ATTACK ON TITAN is set in a city surrounded by a series of circular walls. These offer protection from the Titans, murderous giants who nearly consumed the human race 100 years ago. "Consumed" should be taken literally here; these Titans get their kicks from eating people, either whole or in pieces. When the protective walls are breached, military corps spring into action to contain the threat. Three young friends, would-be heroes of varying abilities, are motivated to enlist to fight against the Titans after witnessing their brutality firsthand. Their contributions will be vital in the battle to save humanity.
Is it any good?
As with many action-based anime shows, this series is pretty light on character development but tries to make up for it with lots of plot and fighting. While the main characters do experience some personal growth over the length of the show, it's overshadowed by the bloody battles they engage in. Action sequences employ some impressively realistic animation of high-wire acrobatics that allow military forces to scale buildings and meet the titanic Titans, which is fun to watch. But while the plot and story stand out against similar fare, the constant death and dismemberment make the show hard to justify for a tween and younger teen audience. This one is for action and horror fans only, with little in the way of crossover appeal.

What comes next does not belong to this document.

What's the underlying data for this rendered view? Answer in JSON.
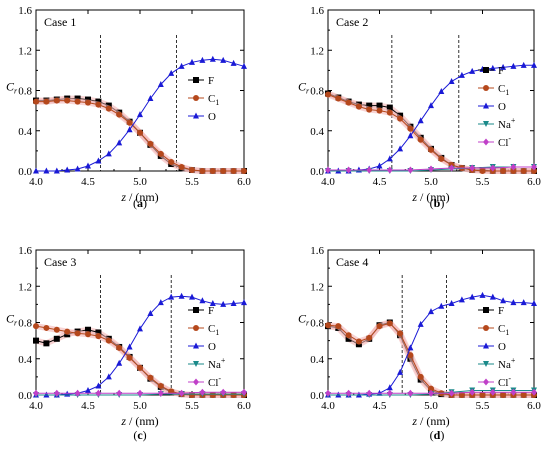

Talk to your kids about ...
Families can talk about violence and plot. What would this show be like without fighting? How would its characters deal with conflict?
Main character Mikasa quickly becomes an important figure in the Survey Corps. Which qualities, aside from her skill as a fighter, make her such a successful soldier? How do those same qualities affect her personal friendships?
Armin may think himself a coward, but his loyalty to his friends trumps his perceived inferiority and pushes him to enlist. How can loyalty to friends both help and hinder our personal development?